Editor's note: This headline has been updated to reflect that the federal funding cuts mentioned were not "recent," but made in the past few years. Edit 6/13 @ 3:22 p.m.
Homeless shelters are not going away any time soon, but the federal dollars those shelters rely on are slowly disappearing.

Meanwhile, Philadelphia nabbed a massive $36 million in HUD grants earlier this year. Huh?

Here’s why Philadelphia was exempt from the HUD funding woes currently experienced by many cities across the country: Ever since the Homeless Emergency Assistance and Rapid Transition Housing (HEARTH) Act of 2009, the federal government has adopted the concept of homelessness as something that should be brief and non-recurring. Instead of funding shelters, HUD is more interested in supporting a “housing first” method of alleviating homelessness.

So is Philadelphia.

“If you look at our system from an historical perspective, we have been growing the supply of rapid re-housing, permanent supportive housing and housing first, which is why the City has been competitive in HUD funding rounds,” said Office of Supportive Housing Director Liz Hersh.

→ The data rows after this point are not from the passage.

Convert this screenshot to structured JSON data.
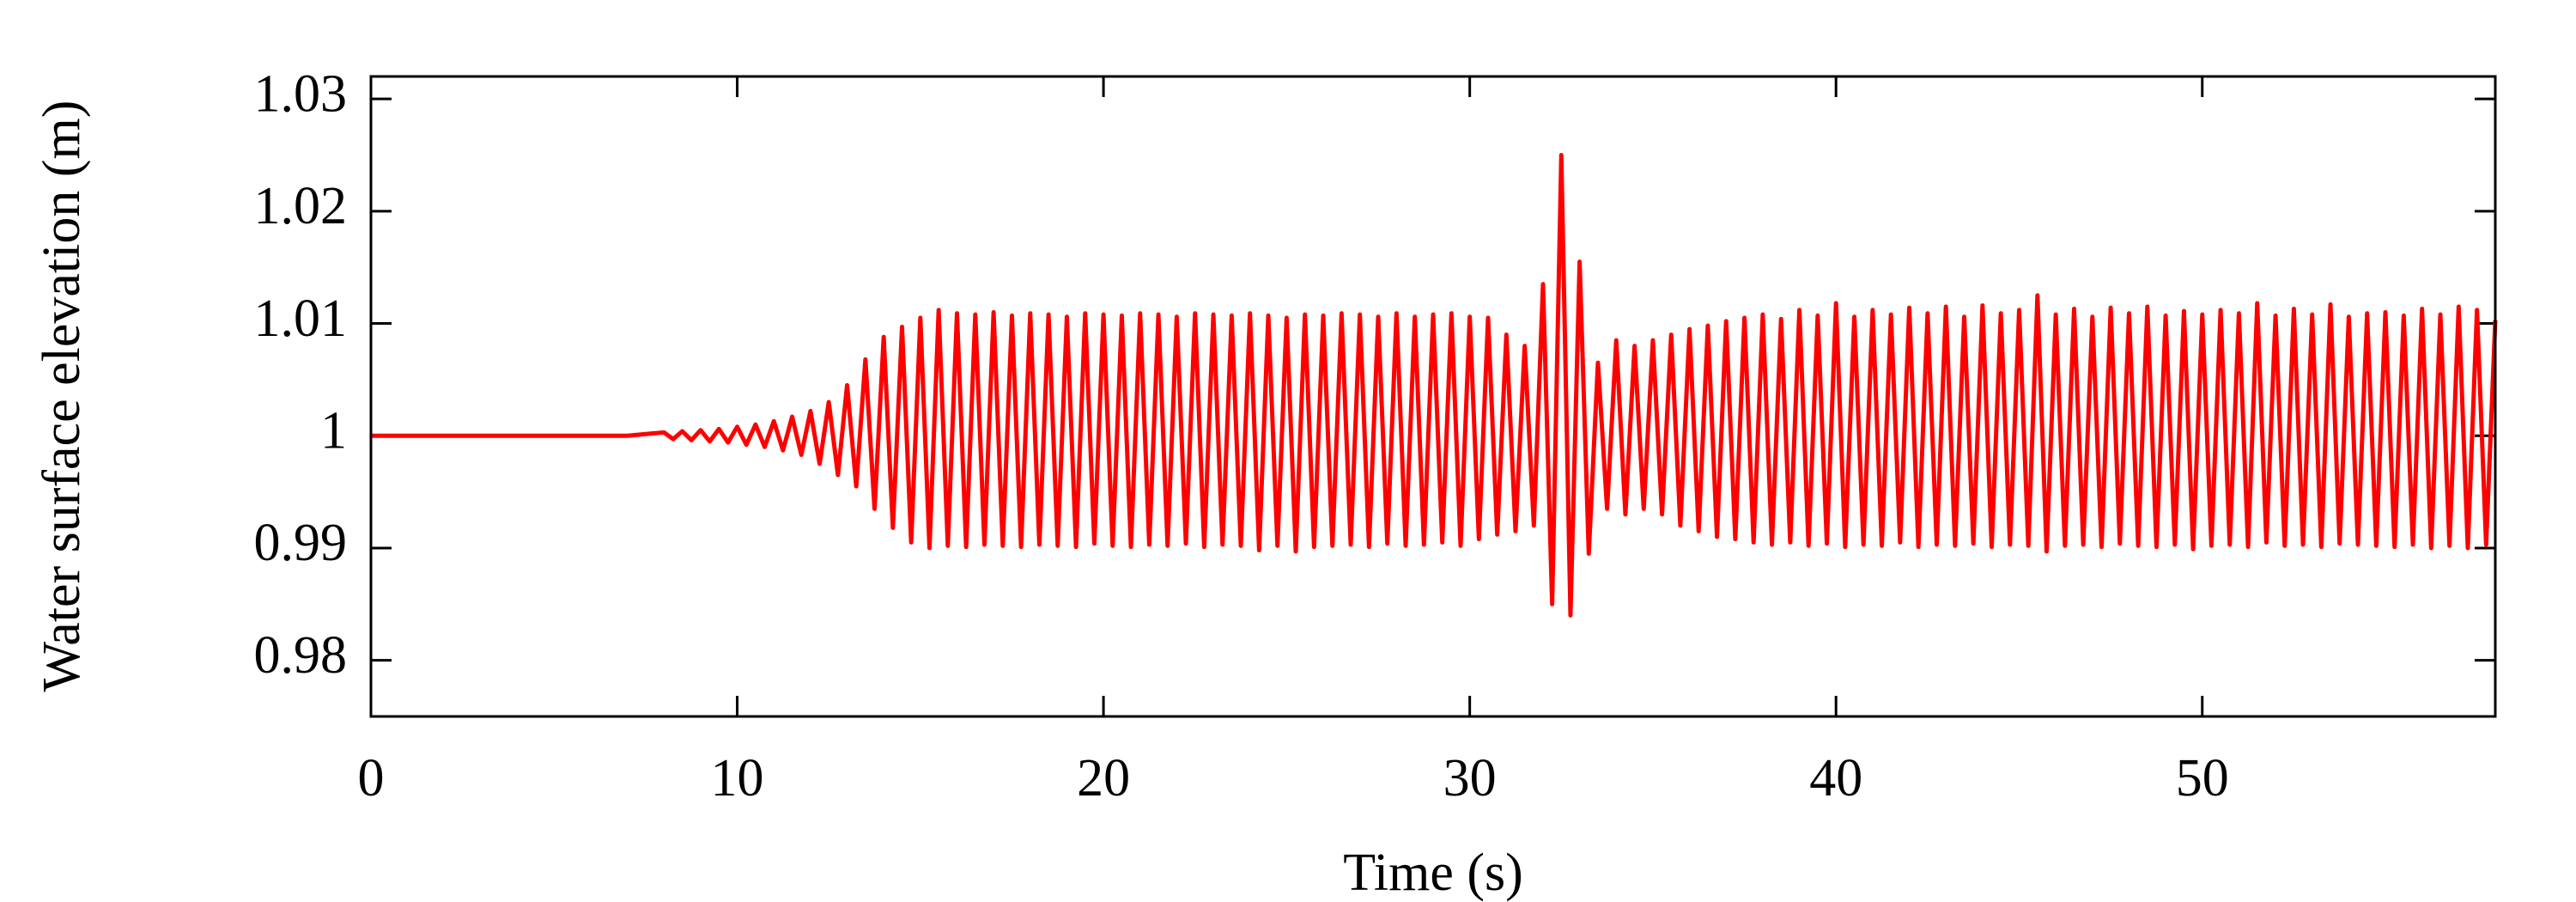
{
  "chart_data": {
    "type": "line",
    "xlabel": "Time (s)",
    "ylabel": "Water surface elevation (m)",
    "color": "#ff0000",
    "xlim": [
      0,
      58
    ],
    "ylim": [
      0.975,
      1.032
    ],
    "xticks": [
      0,
      10,
      20,
      30,
      40,
      50
    ],
    "yticks": [
      0.98,
      0.99,
      1,
      1.01,
      1.02,
      1.03
    ],
    "x": [
      0,
      2,
      4,
      6,
      7,
      8,
      8.25,
      8.5,
      8.75,
      9,
      9.25,
      9.5,
      9.75,
      10,
      10.25,
      10.5,
      10.75,
      11,
      11.25,
      11.5,
      11.75,
      12,
      12.25,
      12.5,
      12.75,
      13,
      13.25,
      13.5,
      13.75,
      14,
      14.25,
      14.5,
      14.75,
      15,
      15.25,
      15.5,
      15.75,
      16,
      16.25,
      16.5,
      16.75,
      17,
      17.25,
      17.5,
      17.75,
      18,
      18.25,
      18.5,
      18.75,
      19,
      19.25,
      19.5,
      19.75,
      20,
      20.25,
      20.5,
      20.75,
      21,
      21.25,
      21.5,
      21.75,
      22,
      22.25,
      22.5,
      22.75,
      23,
      23.25,
      23.5,
      23.75,
      24,
      24.25,
      24.5,
      24.75,
      25,
      25.25,
      25.5,
      25.75,
      26,
      26.25,
      26.5,
      26.75,
      27,
      27.25,
      27.5,
      27.75,
      28,
      28.25,
      28.5,
      28.75,
      29,
      29.25,
      29.5,
      29.75,
      30,
      30.25,
      30.5,
      30.75,
      31,
      31.25,
      31.5,
      31.75,
      32,
      32.25,
      32.5,
      32.75,
      33,
      33.25,
      33.5,
      33.75,
      34,
      34.25,
      34.5,
      34.75,
      35,
      35.25,
      35.5,
      35.75,
      36,
      36.25,
      36.5,
      36.75,
      37,
      37.25,
      37.5,
      37.75,
      38,
      38.25,
      38.5,
      38.75,
      39,
      39.25,
      39.5,
      39.75,
      40,
      40.25,
      40.5,
      40.75,
      41,
      41.25,
      41.5,
      41.75,
      42,
      42.25,
      42.5,
      42.75,
      43,
      43.25,
      43.5,
      43.75,
      44,
      44.25,
      44.5,
      44.75,
      45,
      45.25,
      45.5,
      45.75,
      46,
      46.25,
      46.5,
      46.75,
      47,
      47.25,
      47.5,
      47.75,
      48,
      48.25,
      48.5,
      48.75,
      49,
      49.25,
      49.5,
      49.75,
      50,
      50.25,
      50.5,
      50.75,
      51,
      51.25,
      51.5,
      51.75,
      52,
      52.25,
      52.5,
      52.75,
      53,
      53.25,
      53.5,
      53.75,
      54,
      54.25,
      54.5,
      54.75,
      55,
      55.25,
      55.5,
      55.75,
      56,
      56.25,
      56.5,
      56.75,
      57,
      57.25,
      57.5,
      57.75,
      58
    ],
    "values": [
      1,
      1,
      1,
      1,
      1,
      1.0003,
      0.9997,
      1.0004,
      0.9996,
      1.0005,
      0.9995,
      1.0006,
      0.9994,
      1.0008,
      0.9992,
      1.001,
      0.999,
      1.0013,
      0.9987,
      1.0017,
      0.9983,
      1.0022,
      0.9975,
      1.003,
      0.9965,
      1.0045,
      0.9955,
      1.0068,
      0.9935,
      1.0088,
      0.9918,
      1.0097,
      0.9905,
      1.0105,
      0.99,
      1.0112,
      0.9902,
      1.0109,
      0.9901,
      1.0108,
      0.9903,
      1.011,
      0.9902,
      1.0107,
      0.9901,
      1.0109,
      0.9903,
      1.0108,
      0.9902,
      1.0106,
      0.9901,
      1.0109,
      0.9904,
      1.0108,
      0.9902,
      1.0107,
      0.9901,
      1.0109,
      0.9903,
      1.0108,
      0.9902,
      1.0106,
      0.9904,
      1.0109,
      0.9901,
      1.0108,
      0.9903,
      1.0107,
      0.9902,
      1.0109,
      0.9898,
      1.0107,
      0.9902,
      1.0105,
      0.9897,
      1.0108,
      0.9901,
      1.0107,
      0.9902,
      1.0109,
      0.9903,
      1.0108,
      0.9901,
      1.0106,
      0.9904,
      1.0109,
      0.9902,
      1.0106,
      0.9903,
      1.0108,
      0.9905,
      1.0109,
      0.9902,
      1.0106,
      0.9908,
      1.0105,
      0.9912,
      1.009,
      0.9915,
      1.008,
      0.992,
      1.0135,
      0.985,
      1.025,
      0.984,
      1.0155,
      0.9895,
      1.0065,
      0.9935,
      1.0085,
      0.993,
      1.008,
      0.9935,
      1.0085,
      0.993,
      1.009,
      0.992,
      1.0095,
      0.9915,
      1.0098,
      0.991,
      1.0102,
      0.9908,
      1.0105,
      0.9905,
      1.0108,
      0.9903,
      1.0104,
      0.9905,
      1.0112,
      0.9902,
      1.0107,
      0.9904,
      1.0118,
      0.9901,
      1.0106,
      0.9903,
      1.0112,
      0.9902,
      1.0108,
      0.9905,
      1.0114,
      0.9901,
      1.0109,
      0.9903,
      1.0115,
      0.9902,
      1.0106,
      0.9904,
      1.0116,
      0.9901,
      1.0109,
      0.9903,
      1.0112,
      0.9902,
      1.0125,
      0.9897,
      1.0108,
      0.9902,
      1.0113,
      0.9903,
      1.0106,
      0.9901,
      1.0114,
      0.9904,
      1.0109,
      0.9902,
      1.0115,
      0.9901,
      1.0107,
      0.9903,
      1.0111,
      0.9899,
      1.0108,
      0.9902,
      1.0112,
      0.9903,
      1.0109,
      0.9901,
      1.0118,
      0.9905,
      1.0107,
      0.9902,
      1.0113,
      0.9903,
      1.0108,
      0.9901,
      1.0117,
      0.9904,
      1.0106,
      0.9903,
      1.0109,
      0.9902,
      1.011,
      0.9901,
      1.0107,
      0.9903,
      1.0113,
      0.99,
      1.0108,
      0.9902,
      1.0115,
      0.99,
      1.0112,
      0.9903,
      1.0103
    ]
  }
}
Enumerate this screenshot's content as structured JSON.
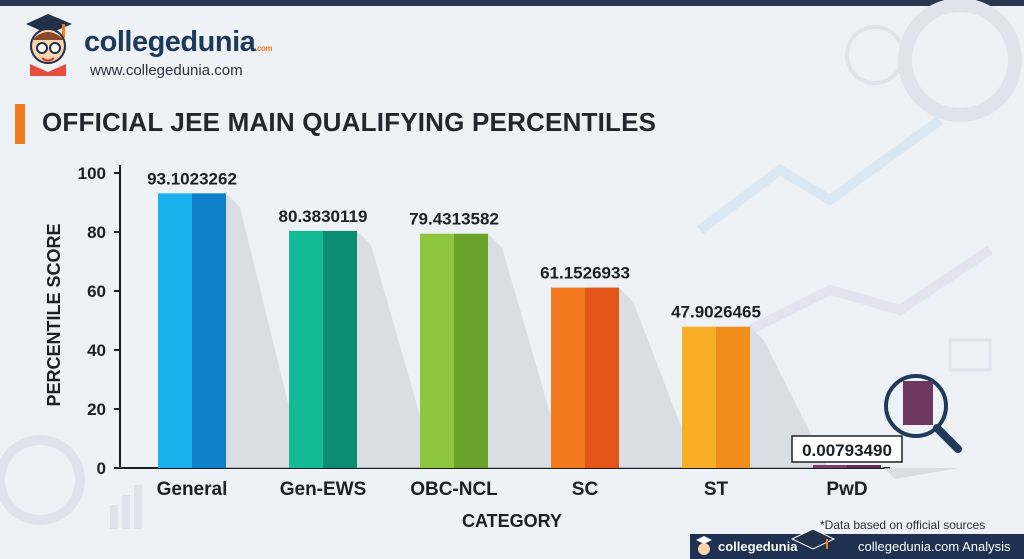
{
  "brand": {
    "name": "collegedunia",
    "name_suffix": ".com",
    "url": "www.collegedunia.com"
  },
  "chart_data": {
    "type": "bar",
    "title": "OFFICIAL JEE MAIN QUALIFYING PERCENTILES",
    "xlabel": "CATEGORY",
    "ylabel": "PERCENTILE SCORE",
    "ylim": [
      0,
      100
    ],
    "yticks": [
      0,
      20,
      40,
      60,
      80,
      100
    ],
    "categories": [
      "General",
      "Gen-EWS",
      "OBC-NCL",
      "SC",
      "ST",
      "PwD"
    ],
    "values": [
      93.1023262,
      80.3830119,
      79.4313582,
      61.1526933,
      47.9026465,
      0.0079349
    ],
    "value_labels": [
      "93.1023262",
      "80.3830119",
      "79.4313582",
      "61.1526933",
      "47.9026465",
      "0.00793490"
    ],
    "bar_colors": [
      [
        "#1ab0ee",
        "#0e7fcb"
      ],
      [
        "#14b995",
        "#0b8d72"
      ],
      [
        "#8ec63f",
        "#6aa32b"
      ],
      [
        "#f47a20",
        "#e25418"
      ],
      [
        "#f9ae2a",
        "#f18d1b"
      ],
      [
        "#7a3e6d",
        "#5d2b54"
      ]
    ],
    "grid": false,
    "legend": "none"
  },
  "footer": {
    "note": "*Data based on official sources",
    "brand": "collegedunia",
    "analysis": "collegedunia.com Analysis"
  },
  "colors": {
    "accent": "#f07c1b",
    "navy": "#1f3150",
    "axis": "#1c1f24"
  }
}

Other cities like Baltimore, Honolulu and Miami-Dade county in Florida haven’t been nearly as quick to catch up to HUD standards. It’s not only costing them federal dollars, but it’s costing the residents of those shelters very basic amenities.

Read the full story

As for shelters in Philadelphia? Hersh said they rely on city funds and private donations.

“This doesn’t mean that we want to, can or will eliminate shelters. We simply don’t have the affordable housing resources to do that,” she said. “We need an emergency care system in place. But the goal is to make shelters a way-station when all else fails from which people pivot and turn.”

That, Hersh said, will take time, thought, planning and involvement from all stakeholders.